The next two manufacturing processes on Intel’s roadmap are referred to as Intel 20A and Intel 18A. Intel 20A is expected to launch first, in the first half of 2024, and the company said today that customers can expect an up to 15% improvement in performance per watt. Intel 18A, in turn, will deliver a further speed boost of 10% when it achieves manufacturing-ready status during the second half of 2024.
GPU market in focus
A major focus of Intel’s 2022 Investor Meeting was its Accelerated Computing Systems and Graphics Group, or AXG as it’s commonly referred to by the company. Intel formed AGX last year to lead development of its supercomputing chips and GPUs. The unit also manages the company’s recently announced initiative to build blockchain accelerators.
Intel told investors that it expects AGX to generate more than $1 billion in revenue this year. The company expects that number to grow to $10 billion in 2026.
GPUs will be a major contributor to the more than $1 billion in revenue AGX is set to generate this year. Last August, Intel announced plans to take on GPU market leader Nvidia Corp. by launching standalone graphics cards for the consumer and data center markets. Today, Intel provided an update on the effort, disclosing that it expects to ship more than four million graphics cards in 2022.
The company said that the first notebooks to feature its standalone GPUs will launch this quarter. The first desktops equipped with Intel graphics cards will reportedly follow in the second quarter.
Next-generation GPUs
Intel’s first laptop and desktop GPU series is codenamed Alchemist. According to the company, Alchemist will be followed by a second-generation GPU line in 2023 or 2024 that will target the video game enthusiast market. A third-generation graphics card series, dubbed Celestial, will launch in 2024 at the earliest with a focus on what Intel describes as the ultra enthusiast market.
On the occasion, Intel also shared details about two upcoming additions to its data center GPU portfolio.
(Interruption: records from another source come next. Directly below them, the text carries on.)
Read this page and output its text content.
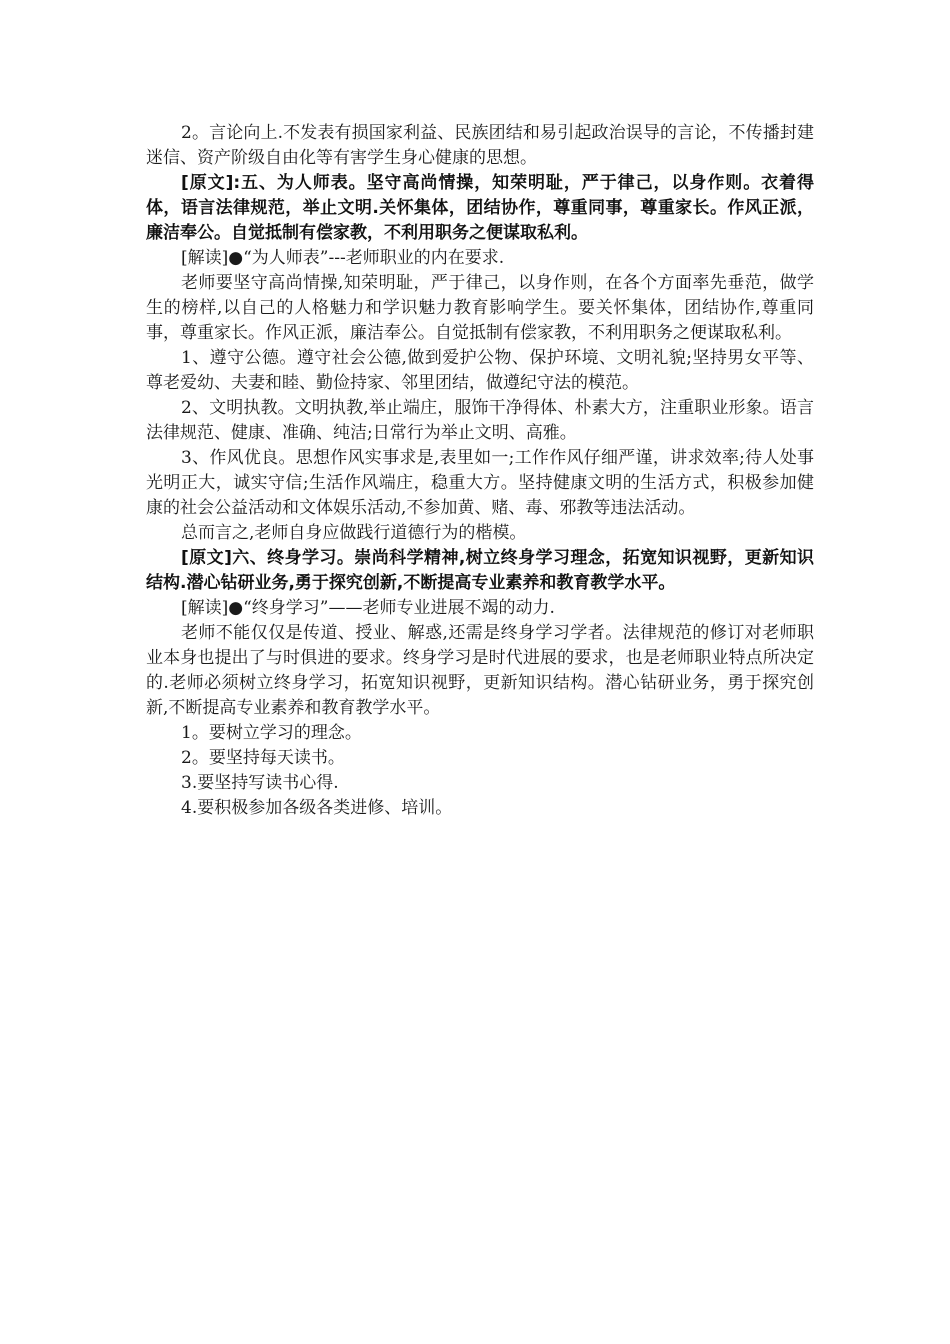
2。言论向上.不发表有损国家利益、民族团结和易引起政治误导的言论，不传播封建迷信、资产阶级自由化等有害学生身心健康的思想。

[原文]:五、为人师表。坚守高尚情操，知荣明耻，严于律己，以身作则。衣着得体，语言法律规范，举止文明.关怀集体，团结协作，尊重同事，尊重家长。作风正派，廉洁奉公。自觉抵制有偿家教，不利用职务之便谋取私利。

[解读]●“为人师表”---老师职业的内在要求.

老师要坚守高尚情操,知荣明耻，严于律己，以身作则，在各个方面率先垂范，做学生的榜样,以自己的人格魅力和学识魅力教育影响学生。要关怀集体，团结协作,尊重同事，尊重家长。作风正派，廉洁奉公。自觉抵制有偿家教，不利用职务之便谋取私利。

1、遵守公德。遵守社会公德,做到爱护公物、保护环境、文明礼貌;坚持男女平等、尊老爱幼、夫妻和睦、勤俭持家、邻里团结，做遵纪守法的模范。

2、文明执教。文明执教,举止端庄，服饰干净得体、朴素大方，注重职业形象。语言法律规范、健康、准确、纯洁;日常行为举止文明、高雅。

3、作风优良。思想作风实事求是,表里如一;工作作风仔细严谨，讲求效率;待人处事光明正大，诚实守信;生活作风端庄，稳重大方。坚持健康文明的生活方式，积极参加健康的社会公益活动和文体娱乐活动,不参加黄、赌、毒、邪教等违法活动。

总而言之,老师自身应做践行道德行为的楷模。

[原文]六、终身学习。崇尚科学精神,树立终身学习理念，拓宽知识视野，更新知识结构.潜心钻研业务,勇于探究创新,不断提高专业素养和教育教学水平。

[解读]●“终身学习”——老师专业进展不竭的动力.

老师不能仅仅是传道、授业、解惑,还需是终身学习学者。法律规范的修订对老师职业本身也提出了与时俱进的要求。终身学习是时代进展的要求，也是老师职业特点所决定的.老师必须树立终身学习，拓宽知识视野，更新知识结构。潜心钻研业务，勇于探究创新,不断提高专业素养和教育教学水平。

1。要树立学习的理念。

2。要坚持每天读书。

3.要坚持写读书心得.

4.要积极参加各级各类进修、培训。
Arctic Sound-M is an upcoming data center graphics card with a hardware-based AV1 video encoder module. It will target use cases such as video content processing and cloud-based game streaming, with Intel promising a 30% improvement in bandwidth compared with current silicon. The company hopes to start shipping the chip in the middle of this year.
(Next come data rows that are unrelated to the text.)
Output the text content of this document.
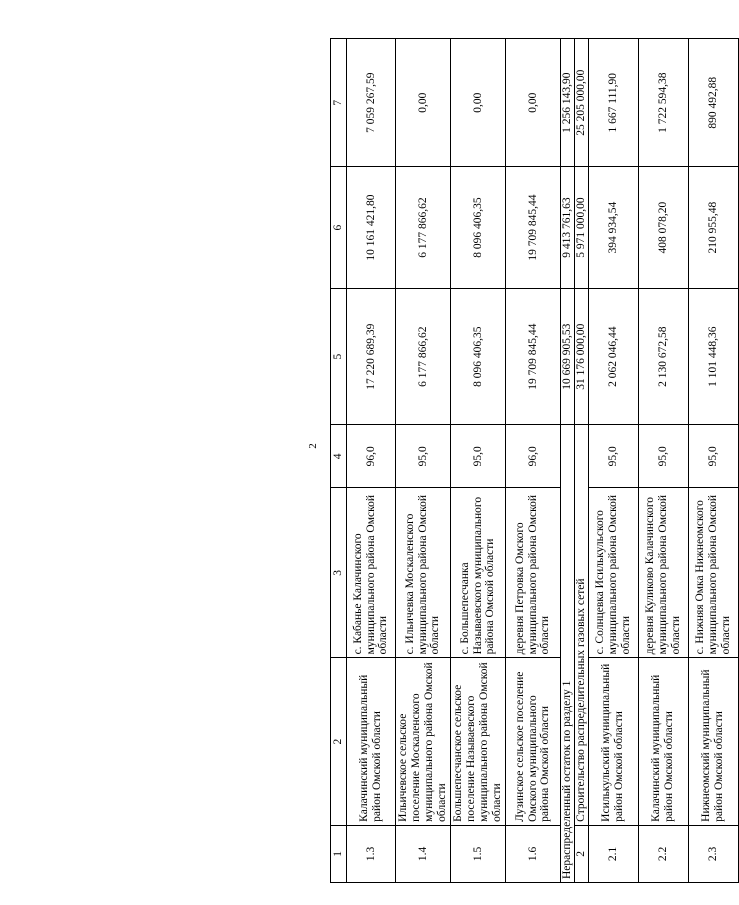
2
1	2	3	4	5	6	7
1.3	Калачинский муниципальный район Омской области	с. Кабанье Калачинского муниципального района Омской области	96,0	17 220 689,39	10 161 421,80	7 059 267,59
1.4	Ильичевское сельское поселение Москаленского муниципального района Омской области	с. Ильичевка Москаленского муниципального района Омской области	95,0	6 177 866,62	6 177 866,62	0,00
1.5	Большепесчанское сельское поселение Называевского муниципального района Омской области	с. Большепесчанка Называевского муниципального района Омской области	95,0	8 096 406,35	8 096 406,35	0,00
1.6	Лузинское сельское поселение Омского муниципального района Омской области	деревня Петровка Омского муниципального района Омской области	96,0	19 709 845,44	19 709 845,44	0,00
Нераспределенный остаток по разделу 1				10 669 905,53	9 413 761,63	1 256 143,90
2	Строительство распределительных газовых сетей			31 176 000,00	5 971 000,00	25 205 000,00
2.1	Исилькульский муниципальный район Омской области	с. Солнцевка Исилькульского муниципального района Омской области	95,0	2 062 046,44	394 934,54	1 667 111,90
2.2	Калачинский муниципальный район Омской области	деревня Куликово Калачинского муниципального района Омской области	95,0	2 130 672,58	408 078,20	1 722 594,38
2.3	Нижнеомский муниципальный район Омской области	с. Нижняя Омка Нижнеомского муниципального района Омской области	95,0	1 101 448,36	210 955,48	890 492,88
Further down the line, Intel plans to introduce a new type of processor called Falcon Shores. It will combine CPU and GPU elements in a single package, the company said. When the processor launches in 2204, Intel says that it will provide five times better performance per watt, compute density and memory capacity than current products on the market.
Doubling down on the auto sector
Intel today also shared an update about its Intel Foundry Services, or IFS business, which will use the company’s chip fabs to make custom processors for other organizations. Intel disclosed that IFS is launching a dedicated automotive group to make chips or automakers.
IFS is developing a “high-performance open auto compute platform” for use in vehicles, Intel said. The platform will allow automakers to combine multiple types of processing modules, such as GPUs and CPUs, in a single system by making use of Intel’s chiplet technology. IFS will not only manufacture chips for automakers but also help them with processor design, Intel stated.
The auto sector has become a bigger focus for other major players in the semiconductor market as well. Qualcomm Inc. last October teamed up with investment firm SSW Partners to acquire Veoneer Inc., a Stockholm-based smart car technology supplier, in a deal worth $4.6 billion. More recently, the company announced a partnership with General Motors Co. to develop a driver assistance system that uses systems-on-chip from its Snapdragon processor line.
Intel’s move to increase its focus on the auto sector may create more competition for Qualcomm, as well as Nvidia. The latter company provides a series of processing modules for autonomous vehicles.